For an inside perspective on mother-daughter act O.N.E The Duo, go back a generation and ask grandmother Yia Yia.
“Manifesting who they deserved to become required developing synergy in their courageously inquisitive desires and joyful humanity,” she tells The Tennessean about the pair who began recording together five years ago.
Tekitha Wisdom and daughter Prana Supreme Diggs represent a continuing wholesale evolution for African-American female performers from being pioneers to achieving sustainable prestige in Americana and country music.
With their 12-track debut album “Blood Harmony,” they’ve officially joined roots-to-pop music’s loudest silent movement.
“We represent perfectionism and first achieving our own, self-imposed standards of excellence becoming commonplace for Black creatives in this space,” says Wisdom, in conversation with The Tennessean.
“Being a pioneer is nothing but pressure. Being considered great while in the presence of pioneers feels better.”
Wisdom would know. Her daughter, Prana, is the result of her personal and professional relationship for over two decades with the Wu-Tang Clan’s Robert “RZA” Diggs. Though the pair amicably split long ago, her time as a vocalist with the hip-hop collective provided her with firsthand knowledge of navigating a course within but without well-established industry structures.
O.N.E the Duo are 2023 CMT Next Women of Country class members and were recently featured on NBC’s “Today Show.” They’ve also appeared on veteran talking head Sway Calloway’s hip-hop radio program “Sway In The Morning” and Rissi Palmer’s Apple Music Color Me Country Radio.

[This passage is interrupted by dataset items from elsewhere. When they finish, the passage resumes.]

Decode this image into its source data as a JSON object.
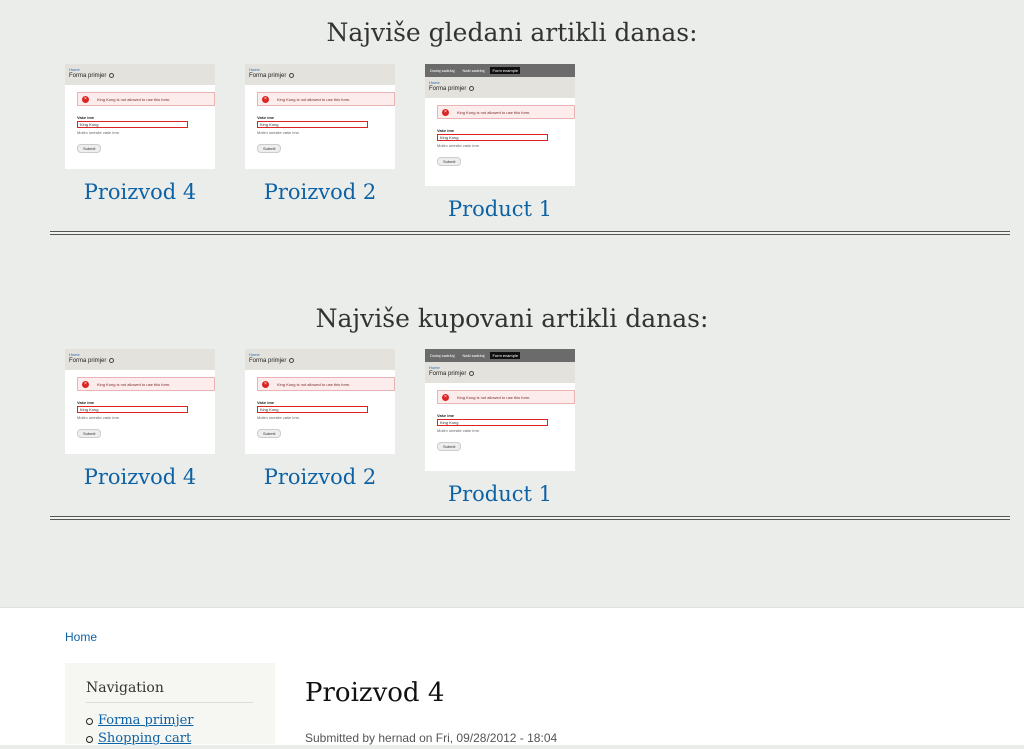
{
  "sections": [
    {
      "title": "Najviše gledani artikli danas:",
      "products": [
        {
          "name": "Proizvod 4"
        },
        {
          "name": "Proizvod 2"
        },
        {
          "name": "Product 1"
        }
      ]
    },
    {
      "title": "Najviše kupovani artikli danas:",
      "products": [
        {
          "name": "Proizvod 4"
        },
        {
          "name": "Proizvod 2"
        },
        {
          "name": "Product 1"
        }
      ]
    }
  ],
  "thumbnail": {
    "tabs": [
      "Dodaj sadržaj",
      "Naši sadržaj",
      "Form example"
    ],
    "crumb": "Home",
    "title": "Forma primjer",
    "error": "King Kong is not allowed to use this form.",
    "label": "Vaše ime",
    "value": "King Kong",
    "desc": "Molim unesite vaše ime.",
    "button": "Submit"
  },
  "breadcrumb": "Home",
  "sidebar": {
    "title": "Navigation",
    "items": [
      "Forma primjer",
      "Shopping cart"
    ]
  },
  "node": {
    "title": "Proizvod 4",
    "submitted": "Submitted by hernad on Fri, 09/28/2012 - 18:04"
  },
  "colors": {
    "link": "#0d62a5",
    "top_background": "#ebedea",
    "error": "#dd2222"
  }
}
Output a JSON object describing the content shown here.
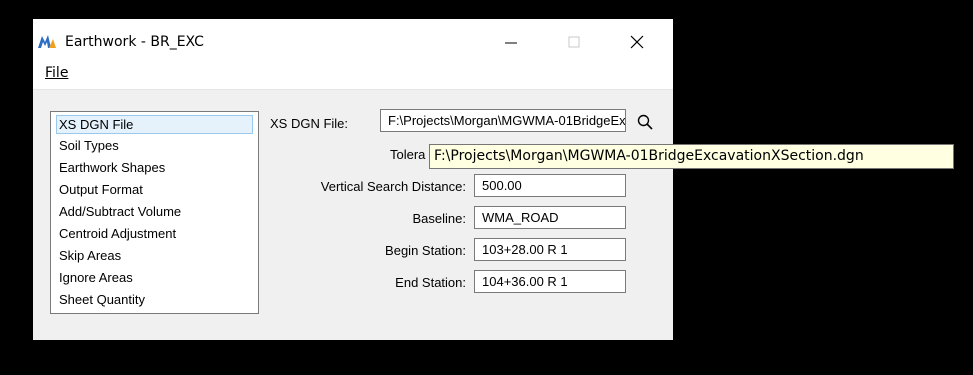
{
  "window": {
    "title": "Earthwork - BR_EXC"
  },
  "menu": {
    "file_label": "File"
  },
  "categories": [
    "XS DGN File",
    "Soil Types",
    "Earthwork Shapes",
    "Output Format",
    "Add/Subtract Volume",
    "Centroid Adjustment",
    "Skip Areas",
    "Ignore Areas",
    "Sheet Quantity"
  ],
  "selected_category": "XS DGN File",
  "form": {
    "xs_dgn_file_label": "XS DGN File:",
    "xs_dgn_file_value": "F:\\Projects\\Morgan\\MGWMA-01BridgeExcavationXSection.dgn",
    "tolerance_label": "Tolera",
    "vertical_search_label": "Vertical Search Distance:",
    "vertical_search_value": "500.00",
    "baseline_label": "Baseline:",
    "baseline_value": "WMA_ROAD",
    "begin_station_label": "Begin Station:",
    "begin_station_value": "103+28.00 R 1",
    "end_station_label": "End Station:",
    "end_station_value": "104+36.00 R 1"
  },
  "tooltip": {
    "text": "F:\\Projects\\Morgan\\MGWMA-01BridgeExcavationXSection.dgn"
  },
  "colors": {
    "tooltip_bg": "#ffffe1",
    "selection_bg": "#e5f1fb",
    "icon_blue": "#2b6cc4",
    "icon_orange": "#f0a020"
  }
}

They’re a prime example of what ideal country-to-mainstream crossover looks — but, more importantly, feels — like in modern popular culture.

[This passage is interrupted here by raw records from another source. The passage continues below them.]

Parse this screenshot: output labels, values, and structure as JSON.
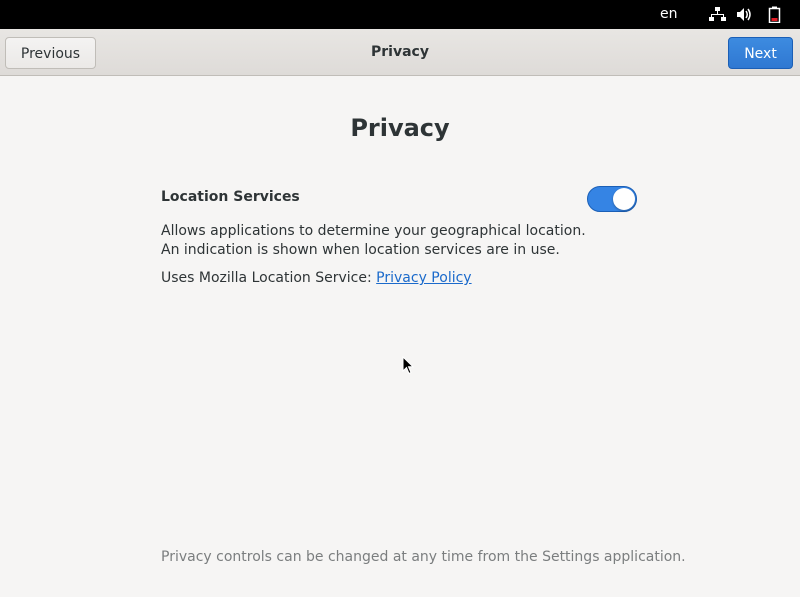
{
  "topbar": {
    "language": "en",
    "icons": [
      "network-wired-icon",
      "volume-icon",
      "battery-icon"
    ]
  },
  "header": {
    "previous_label": "Previous",
    "title": "Privacy",
    "next_label": "Next"
  },
  "main": {
    "title": "Privacy",
    "location_services": {
      "label": "Location Services",
      "enabled": true,
      "description": "Allows applications to determine your geographical location. An indication is shown when location services are in use.",
      "service_prefix": "Uses Mozilla Location Service: ",
      "policy_link": "Privacy Policy"
    },
    "footer_note": "Privacy controls can be changed at any time from the Settings application."
  },
  "colors": {
    "accent": "#3584e4",
    "link": "#1b6acb",
    "background": "#f6f5f4"
  }
}
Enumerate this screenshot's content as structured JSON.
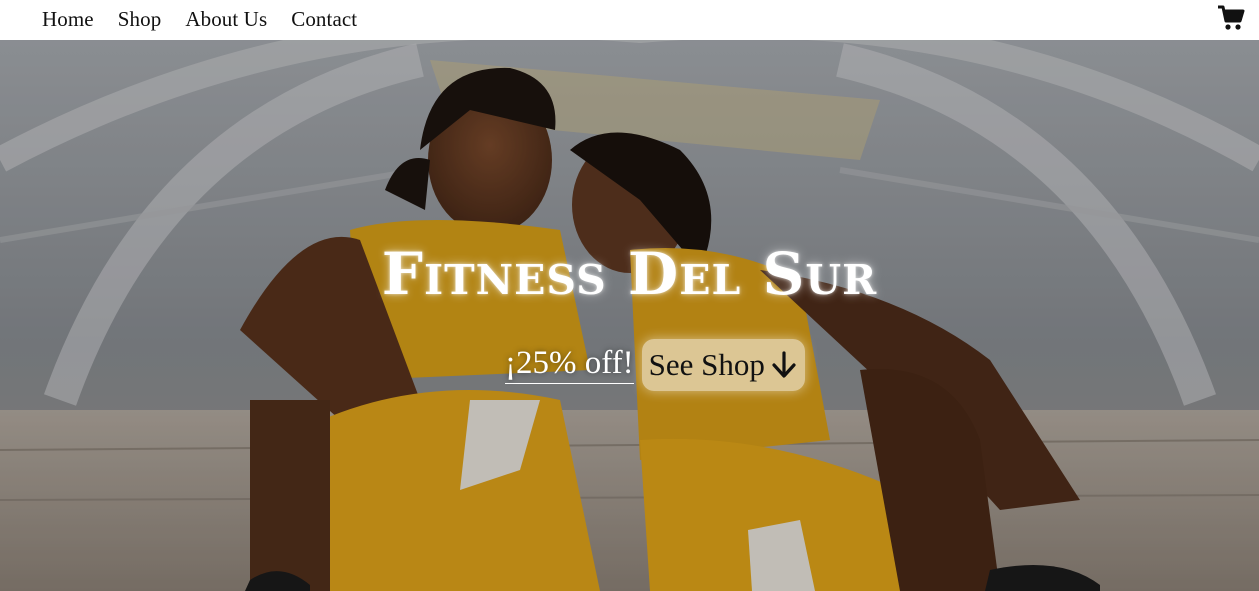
{
  "nav": {
    "links": [
      {
        "label": "Home"
      },
      {
        "label": "Shop"
      },
      {
        "label": "About Us"
      },
      {
        "label": "Contact"
      }
    ],
    "cart_icon": "shopping-cart-icon"
  },
  "hero": {
    "title": "Fitness Del Sur",
    "promo": "¡25% off!",
    "cta_label": "See Shop",
    "cta_icon": "arrow-down-icon",
    "image_description_colors": {
      "outfit": "#e0a51c",
      "background": "#8e9296"
    }
  }
}
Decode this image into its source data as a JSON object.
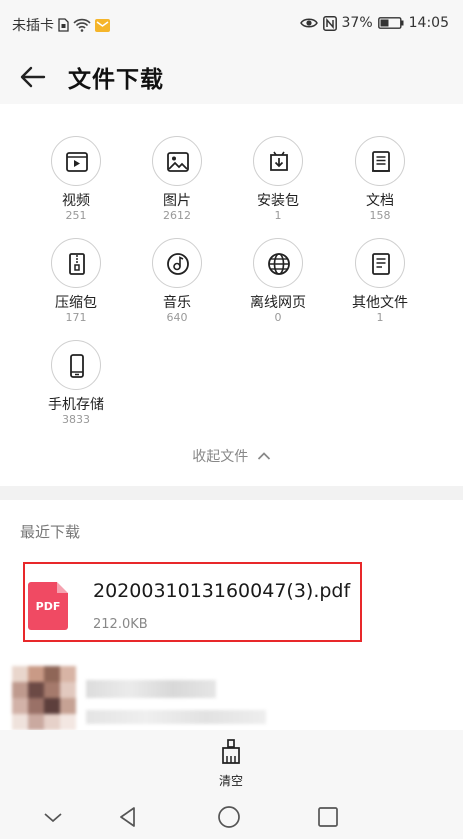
{
  "status_bar": {
    "carrier": "未插卡",
    "battery_percent": "37%",
    "time": "14:05"
  },
  "header": {
    "title": "文件下载"
  },
  "categories": [
    {
      "label": "视频",
      "count": "251",
      "icon": "video-icon"
    },
    {
      "label": "图片",
      "count": "2612",
      "icon": "image-icon"
    },
    {
      "label": "安装包",
      "count": "1",
      "icon": "package-icon"
    },
    {
      "label": "文档",
      "count": "158",
      "icon": "document-icon"
    },
    {
      "label": "压缩包",
      "count": "171",
      "icon": "zip-icon"
    },
    {
      "label": "音乐",
      "count": "640",
      "icon": "music-icon"
    },
    {
      "label": "离线网页",
      "count": "0",
      "icon": "globe-icon"
    },
    {
      "label": "其他文件",
      "count": "1",
      "icon": "other-file-icon"
    },
    {
      "label": "手机存储",
      "count": "3833",
      "icon": "phone-icon"
    }
  ],
  "collapse_label": "收起文件",
  "recent": {
    "title": "最近下载",
    "files": [
      {
        "name": "2020031013160047(3).pdf",
        "size": "212.0KB",
        "type_label": "PDF"
      }
    ]
  },
  "bottom": {
    "clear_label": "清空"
  },
  "colors": {
    "highlight": "#e8282a",
    "pdf": "#f04a63"
  }
}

Music-wise, songs like “Guilty,” “HoeDown” and “Stuck In The Middle” feature early 2000s pop crossover sounds — the style Wisdom and Prana Supreme Diggs, 21, who gravitates to indie pop and alt rock, settled upon after revealing their shared love for Miranda Lambert radio anthems and Chris Stapleton ballads during impromptu at-home jam sessions with family and friends after relocating to Franklin, Tennessee.

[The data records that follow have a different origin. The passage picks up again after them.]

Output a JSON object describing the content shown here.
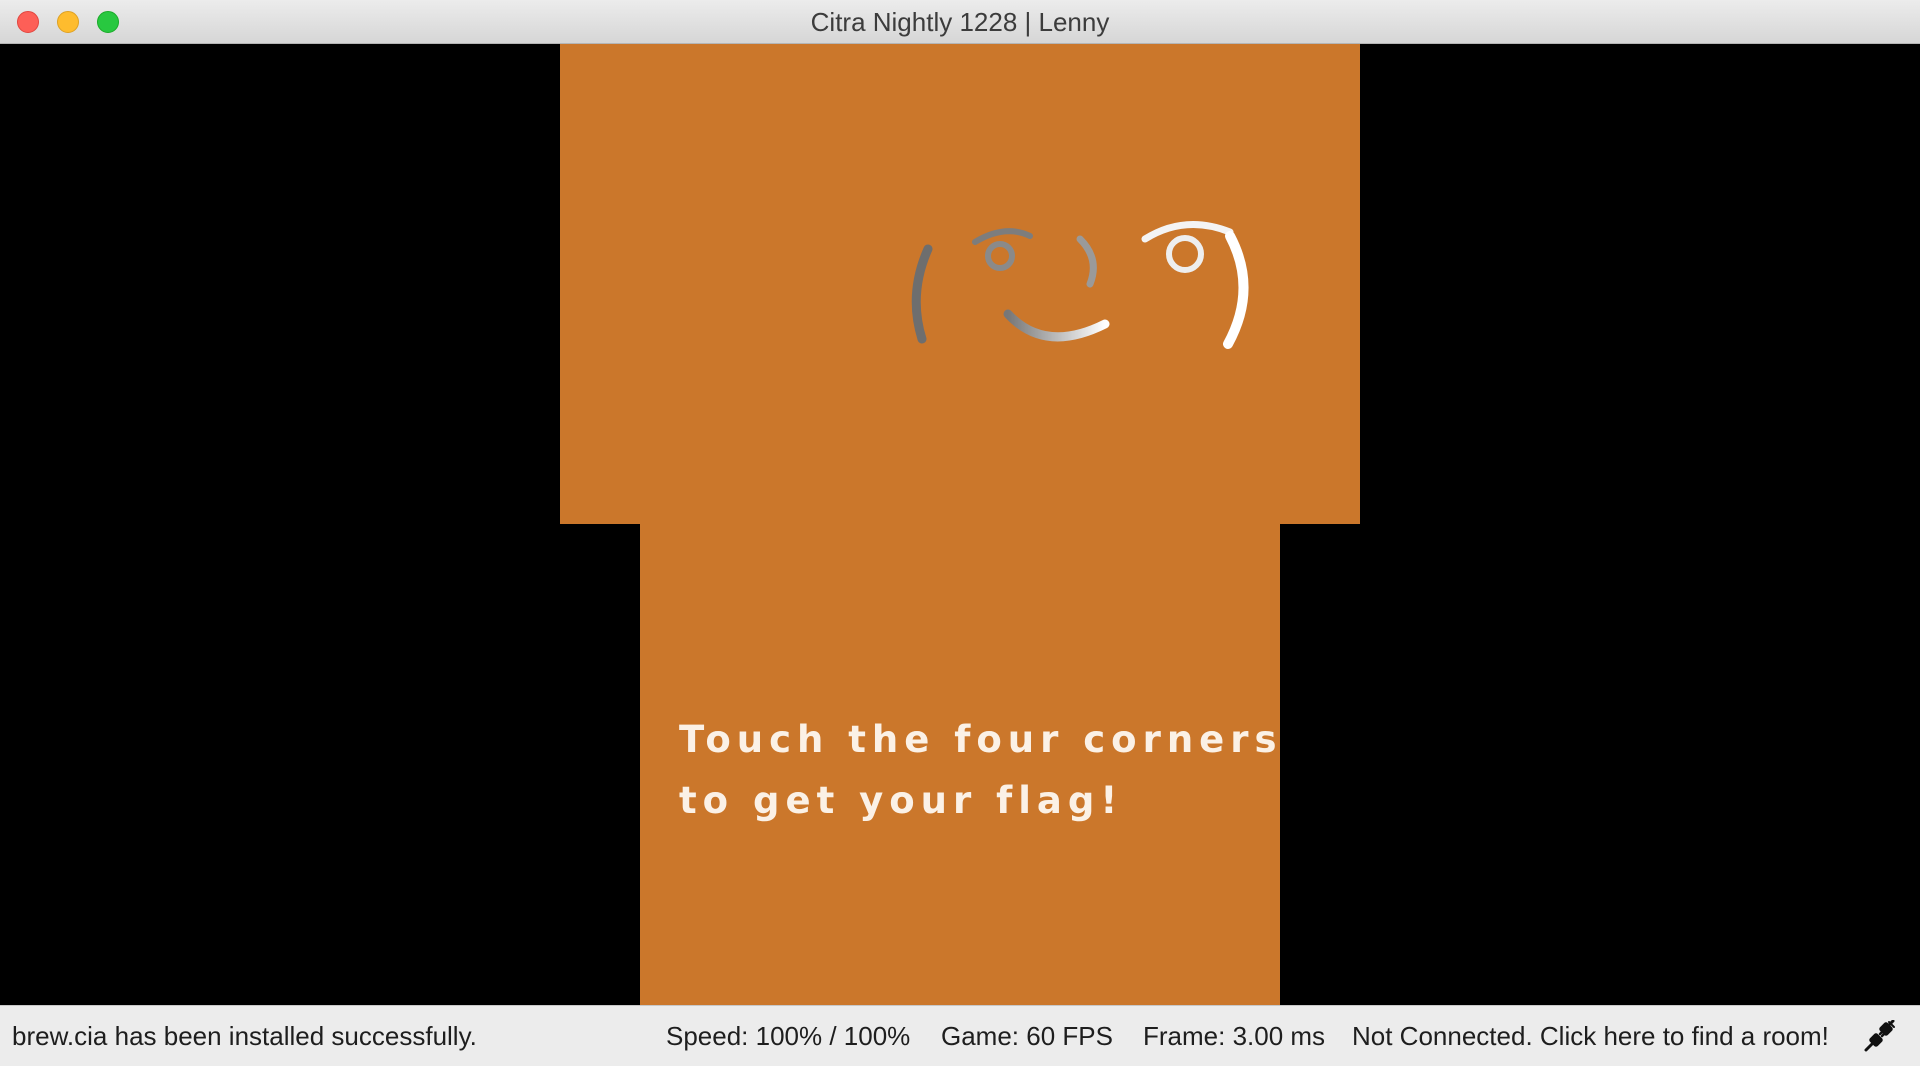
{
  "window": {
    "title": "Citra Nightly 1228 | Lenny"
  },
  "game": {
    "face_text": "( ͡° ͜ʖ ͡°)",
    "prompt_lines": [
      "Touch the four corners",
      "to get your flag!"
    ],
    "screen_color": "#cb772b"
  },
  "statusbar": {
    "message": "brew.cia has been installed successfully.",
    "speed": "Speed: 100% / 100%",
    "fps": "Game: 60 FPS",
    "frame": "Frame: 3.00 ms",
    "network": "Not Connected. Click here to find a room!",
    "network_icon": "disconnected-plug-icon"
  }
}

Creating the sonic landscape for their work involved Wisdom taking her daughter’s musical desires seriously, then reaching out to legendary Sony Music and Universal Records A&R Renee Bell, who counts work with Carrie Underwood, Martina McBride and Brooks & Dunn in her history.
From there, legendary producer Dann Huff and songwriter Nash Overstreet quickly became enamored of not just the duo’s voices but also their humility in being willing to learn how to apply their existing wealth of musical knowledge into the pop-country environment.
“Our greatest fear in the studio is one that we shared with our collaborators — nothing should sound corny or cringe-worthy,” says Diggs.
“‘Blood Harmony’ reflects songs that make sense for us, but naturally within a very Americana and country-defined cultural and sonic landscape.”
Wisdom has discovered the “authentic entirety of her best creative self” in country music because of the space’s empathetic way of allowing “unique methods for engaging with and processing the entirety of one’s life” to fit within established traditions in a “bias and resistance-free construct” that is slowly being “de-conditioned to mindlessly accepting many of its stereotypes.”
Insofar as stereotypes being broken, O.N.E the Duo’s next accomplishment has already been announced.
Alongside beloved veteran Nashville session vocalist and acclaimed soul and country performer Wendy Moten, Wisdom and Diggs will cover “Had A Dream (For The Heart)” on an album of The Judds covers out on Oct. 27, which also features Jelly Roll, Dolly Parton, Blake Shelton, Gwen Stefani, Lainey Wilson and Trisha Yearwood.
It continues what Wisdom hopes becomes her and her daughter’s artistic signature.
“Our music aims to be universal because it values harmony in the studio and humanity.”